The senior pastor of Washington, D.C.’s oldest black church still situated on its original site released a statement comparing the burning of his church’s Black Lives Matter sign to “cross burnings,” which were often conducted by white supremacist groups such as the Ku Klux Klan.
The far-right group the Proud Boys and other supporters of President Donald Trump carried out demonstrations in the nation’s capital on Saturday. Violence erupted throughout the evening and demonstrators began removing Black Lives Matter signs from multiple black churches in the city – then destroying or burning them. Videos of these incidents were widely circulated on social media and police are reportedly investigating them as possible hate crimes.

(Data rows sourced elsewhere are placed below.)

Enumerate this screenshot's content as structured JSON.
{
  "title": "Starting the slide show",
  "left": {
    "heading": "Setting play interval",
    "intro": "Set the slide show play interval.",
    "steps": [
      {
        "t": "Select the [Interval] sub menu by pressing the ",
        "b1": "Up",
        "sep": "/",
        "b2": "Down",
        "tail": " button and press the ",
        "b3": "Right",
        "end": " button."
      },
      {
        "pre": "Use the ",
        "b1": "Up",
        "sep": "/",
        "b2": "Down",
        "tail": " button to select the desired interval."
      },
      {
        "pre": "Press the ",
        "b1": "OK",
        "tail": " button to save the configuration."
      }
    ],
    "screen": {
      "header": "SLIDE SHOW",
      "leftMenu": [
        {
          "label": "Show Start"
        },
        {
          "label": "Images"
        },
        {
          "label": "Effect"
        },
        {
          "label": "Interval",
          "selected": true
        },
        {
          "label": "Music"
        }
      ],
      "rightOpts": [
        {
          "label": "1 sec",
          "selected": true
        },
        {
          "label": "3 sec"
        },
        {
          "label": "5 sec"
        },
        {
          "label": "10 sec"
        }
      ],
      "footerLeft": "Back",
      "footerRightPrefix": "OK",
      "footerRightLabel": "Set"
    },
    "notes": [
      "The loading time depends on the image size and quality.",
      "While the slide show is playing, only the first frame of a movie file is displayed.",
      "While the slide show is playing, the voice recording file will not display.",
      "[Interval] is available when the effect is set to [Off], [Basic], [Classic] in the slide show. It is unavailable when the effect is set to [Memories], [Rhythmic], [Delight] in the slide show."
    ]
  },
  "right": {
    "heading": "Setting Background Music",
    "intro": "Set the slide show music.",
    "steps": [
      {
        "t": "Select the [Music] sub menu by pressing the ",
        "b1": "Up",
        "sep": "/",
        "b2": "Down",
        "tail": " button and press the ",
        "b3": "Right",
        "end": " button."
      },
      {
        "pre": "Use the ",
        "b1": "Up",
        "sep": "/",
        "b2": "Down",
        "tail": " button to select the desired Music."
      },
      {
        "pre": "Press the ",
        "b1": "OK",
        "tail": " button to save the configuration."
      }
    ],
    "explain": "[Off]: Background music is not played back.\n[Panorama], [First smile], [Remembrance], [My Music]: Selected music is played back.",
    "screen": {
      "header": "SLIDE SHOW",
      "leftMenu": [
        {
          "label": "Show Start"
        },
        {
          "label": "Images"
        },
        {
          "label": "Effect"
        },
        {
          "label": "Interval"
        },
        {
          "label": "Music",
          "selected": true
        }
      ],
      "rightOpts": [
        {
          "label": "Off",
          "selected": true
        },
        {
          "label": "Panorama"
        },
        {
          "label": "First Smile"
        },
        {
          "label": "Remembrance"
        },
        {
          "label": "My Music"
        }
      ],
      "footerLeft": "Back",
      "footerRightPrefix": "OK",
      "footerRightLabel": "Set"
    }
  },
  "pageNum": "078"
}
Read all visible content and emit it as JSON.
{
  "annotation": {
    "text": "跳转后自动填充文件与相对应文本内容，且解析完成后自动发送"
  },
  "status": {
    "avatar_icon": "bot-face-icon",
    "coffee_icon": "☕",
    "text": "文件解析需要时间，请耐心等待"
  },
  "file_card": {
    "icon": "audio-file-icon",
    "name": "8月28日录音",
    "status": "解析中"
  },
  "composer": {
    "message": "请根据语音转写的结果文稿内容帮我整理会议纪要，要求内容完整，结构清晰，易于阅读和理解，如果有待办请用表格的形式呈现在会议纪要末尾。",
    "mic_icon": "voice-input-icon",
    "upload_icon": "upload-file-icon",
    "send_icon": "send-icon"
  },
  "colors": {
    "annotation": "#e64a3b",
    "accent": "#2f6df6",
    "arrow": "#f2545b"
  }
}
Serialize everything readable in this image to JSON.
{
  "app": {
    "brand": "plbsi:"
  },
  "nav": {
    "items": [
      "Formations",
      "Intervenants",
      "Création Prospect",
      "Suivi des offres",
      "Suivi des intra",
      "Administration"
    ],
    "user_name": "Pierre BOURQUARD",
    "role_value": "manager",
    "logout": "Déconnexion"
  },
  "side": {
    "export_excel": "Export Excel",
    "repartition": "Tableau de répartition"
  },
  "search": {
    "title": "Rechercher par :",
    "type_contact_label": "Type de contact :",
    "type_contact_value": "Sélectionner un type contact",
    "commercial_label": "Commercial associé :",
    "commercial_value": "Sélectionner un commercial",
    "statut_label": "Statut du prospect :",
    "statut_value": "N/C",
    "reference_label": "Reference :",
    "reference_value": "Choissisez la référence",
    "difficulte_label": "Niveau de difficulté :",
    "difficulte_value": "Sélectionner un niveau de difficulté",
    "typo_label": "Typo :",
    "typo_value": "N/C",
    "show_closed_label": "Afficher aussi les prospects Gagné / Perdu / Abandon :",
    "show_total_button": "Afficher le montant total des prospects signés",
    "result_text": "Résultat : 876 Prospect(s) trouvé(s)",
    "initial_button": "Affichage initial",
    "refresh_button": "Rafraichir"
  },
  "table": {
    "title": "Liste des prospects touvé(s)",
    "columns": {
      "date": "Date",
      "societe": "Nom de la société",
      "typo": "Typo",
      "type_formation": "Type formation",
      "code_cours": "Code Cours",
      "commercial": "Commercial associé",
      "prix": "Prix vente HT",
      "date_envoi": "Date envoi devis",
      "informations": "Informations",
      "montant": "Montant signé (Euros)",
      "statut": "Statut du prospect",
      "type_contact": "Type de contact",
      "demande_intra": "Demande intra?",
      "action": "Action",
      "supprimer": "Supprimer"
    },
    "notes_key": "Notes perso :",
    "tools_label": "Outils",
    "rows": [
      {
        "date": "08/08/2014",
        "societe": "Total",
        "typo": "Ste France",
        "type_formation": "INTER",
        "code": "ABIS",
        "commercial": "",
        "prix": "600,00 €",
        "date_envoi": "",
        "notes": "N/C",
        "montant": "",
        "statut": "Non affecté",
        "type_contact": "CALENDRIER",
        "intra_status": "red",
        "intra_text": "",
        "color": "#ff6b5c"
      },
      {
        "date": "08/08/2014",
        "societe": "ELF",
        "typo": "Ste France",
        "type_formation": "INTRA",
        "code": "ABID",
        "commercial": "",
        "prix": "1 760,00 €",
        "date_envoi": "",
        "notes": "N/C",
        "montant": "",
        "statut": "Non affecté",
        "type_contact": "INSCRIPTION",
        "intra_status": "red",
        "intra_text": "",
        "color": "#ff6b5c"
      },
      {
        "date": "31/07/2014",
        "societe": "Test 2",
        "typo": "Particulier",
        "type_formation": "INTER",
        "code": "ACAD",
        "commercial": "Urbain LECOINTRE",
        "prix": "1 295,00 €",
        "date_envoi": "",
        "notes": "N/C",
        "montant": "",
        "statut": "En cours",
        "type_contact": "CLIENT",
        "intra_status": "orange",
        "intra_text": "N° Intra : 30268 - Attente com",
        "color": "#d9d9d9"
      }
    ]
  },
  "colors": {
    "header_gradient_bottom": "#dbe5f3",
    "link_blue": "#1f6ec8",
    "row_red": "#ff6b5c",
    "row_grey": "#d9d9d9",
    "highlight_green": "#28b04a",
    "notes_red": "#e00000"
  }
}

Reverend Dr. Ianther M. Mills, the senior pastor of Asbury United Methodist Church, released a public statement on Sunday, pointing out that his historic church had been standing in the same place since 1836. “We are resilient people who have trusted in God through slavery and the Underground Railroad, Jim Crow and the Civil Rights Movement, and now we face an apparent rise in white supremacy,” he said.
These actions by Trump supporters reflect the extent to which such groups like the Proud Boys will go in their support of the current President. They will stop at nothing to extol their ‘so-called’ barbaric values of xenophobia, race and class hatred, and a deeply misogynistic vision of what their version of the US would look like.
It suddenly came to surface how badly that the US is split into two halves — one full of educated rational empathic individuals who care about people and democracy and are afraid to get the coronavirus while the other half think the virus is nothing to worry about and insist on attending churches, going to beaches and social events just because they have been told by the current President that they have nothing to worry about.
This deep divide is shocking — it shows the extent to which the US has been split across class and education lines. Mostly uneducated white rightists who are religiously extremists and live in the middle of the US and the south are the ones who feel insecure as they see the US is becoming diversified in terms of race, religion and democracy. These un-American Americans do not have much faith in democracy. One of their leaders claimed we decide election.